At the age of 5, my mother bought a tiny Panasonic TV (it was TINY – about 31cm, if I remember) for our caravan. We all loved it. I loved it because everything was so animated. I could already read, but I didn’t know it was possible to watch TV with captions.
Fast forward to 2 years later.
I was 7 when I first came across closed captioning. School was about to finish up for the year, and my teacher had put Home Alone in the VHS player. There was an odd device sitting on top of the VHS player. My teacher fiddled with it then pressed play.
There was CAPTIONS!
I was beyond mesmerised. It felt like a whole new world had opened up right in front of my eyes.
I then discovered the Bundaberg Library had VHS tapes with open captions, and I didn’t need a special device connected to the VHS player in order to be able to play the movies. I loved it.
By the time I was 9, I had watched The Neverending Story SO many times with open captions.
I was 10 when my mother decided to uproot and move us to Brisbane, and she enrolled me at a mainstream school with a Deaf facility. They had a HUGE collection of movies with captions on VHS tapes, and I took advantage of it. One of the teachers there took it upon himself to tape all movies playing on TV with captions, so we could borrow them anytime we liked.

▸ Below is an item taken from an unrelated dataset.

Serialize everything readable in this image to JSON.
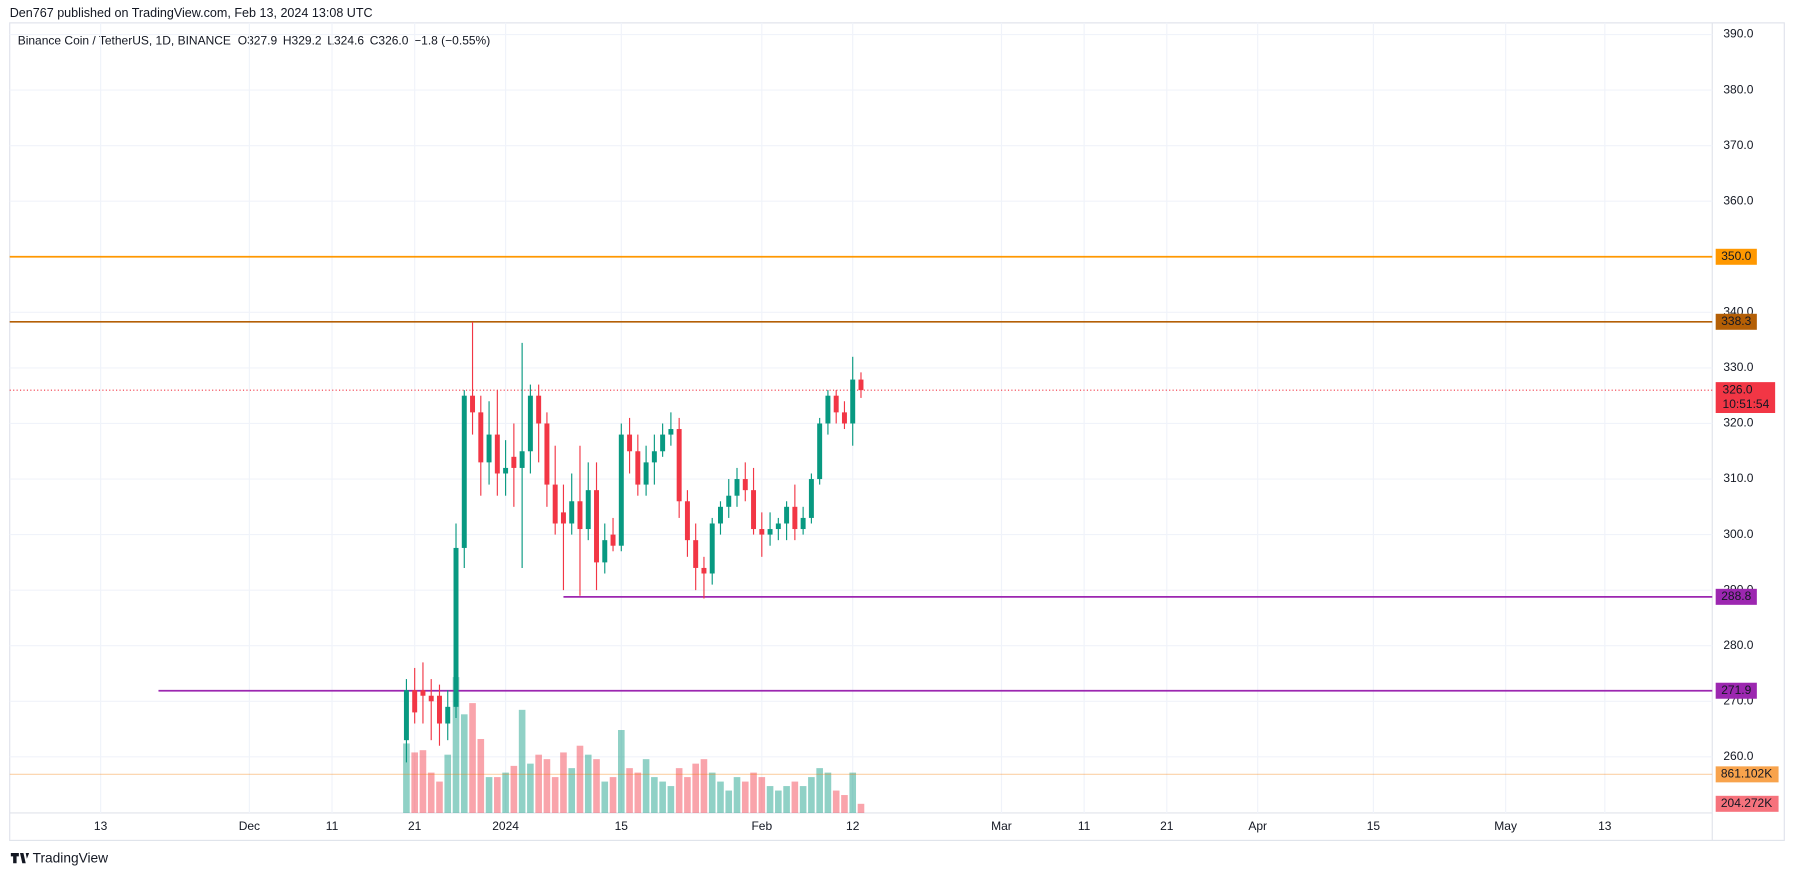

It was around the same time I realised how important it was to be able understand popular culture, and to keep up with the times. Captions provided that opportunity. I remember watching an action movie, and one of the main characters said “YOU ROTTEN SON OF A BITCH!!!”. I laughed because I had learnt that people can be creative with insults.
I also learnt more about history and the world around me. In Grade 6, we were learning about the World War I, and I had discovered I was a history buff. I was constantly transfixed, especially when my teacher showed us two Australian movies – Gallipoli and The Light Horsemen. I still love military movies 😉
My teacher gave me a petition paper from Australian Association of the Deaf (now known as Deaf Australia). They wanted to make captioning mandatory during primetime TV (6pm-midnight). I took the petition paper home and got signatures from my family, neighbours and the local church. Deaf people did the same all over Australia. It was successful, and we were able to access more TV programs at night time. Deaf Australia has been working hard on captioning access in Australia for the last 20+ years, and their job still isn’t done.
With the introduction of DVDs, we were able to watch more movies, TV series and documentaries than before with captions. There has been times I was disappointed to find out a particular movie or TV series on DVD did not come with captions, only to learn that it was available from either UK or USA and I would have to order online.
Captions have become a huge part of my life. I’ve learnt more about popular culture. I’ve learnt more about the world. Heck, I’ve learnt to memorise my favourite quotes from TV shows and movies.
Rory: You look happy.
Rory: Did you do something slutty?
Lorelai: I’m not that happy.
Gilmore Girls: Season 1 – Pilot (S1E1)
Australia has always been decades behind UK and USA in regards to captioning, and there’s still lots of work to be done yet. Like many other Deaf people around the country, I’ve resorted to Netflix because of their fantastic captioning provision and quality. Quickflix doesn’t provide captions for their streaming service, which is highly disappointing BUT Netflix is a lot cheaper than Quickflix. Foxtel doesn’t provide captions for their streaming service either. Only ABC iView and 7Plus provides captions. Access to Australian streaming services is still limited, hence my decision to jump onto the Netflix & VPN bandwagon. Well worth the money, I’ll have you know that 😉
The other day, I learnt that the Abbott Government wanted to get rid of mandatory reporting on captioning for TV broadcasters in the proposed The Broadcasting and Other Legislation Amendment (Deregulation) Bill 2014.
If the Bill is passed, we will be taken backwards. Waaaaaay backwards. Decades behind our UK and USA friends.
And not only the Deaf community, but for those who like to watch shows with captions for many other reasons.
Without mandatory reporting, the quality and quantity of closed captioning will go downhill…slowly, if it is not already. Our complaints might be ignored and become lost in the system.
That being said, the Abbott Government is a HUGE joke. It’s easily the worst Government in nearly 30 years of my life.
We need to fight against the proposed Bill. We need to show the Government that this is not cool.
Let’s get together and make sure the Bill does not pass.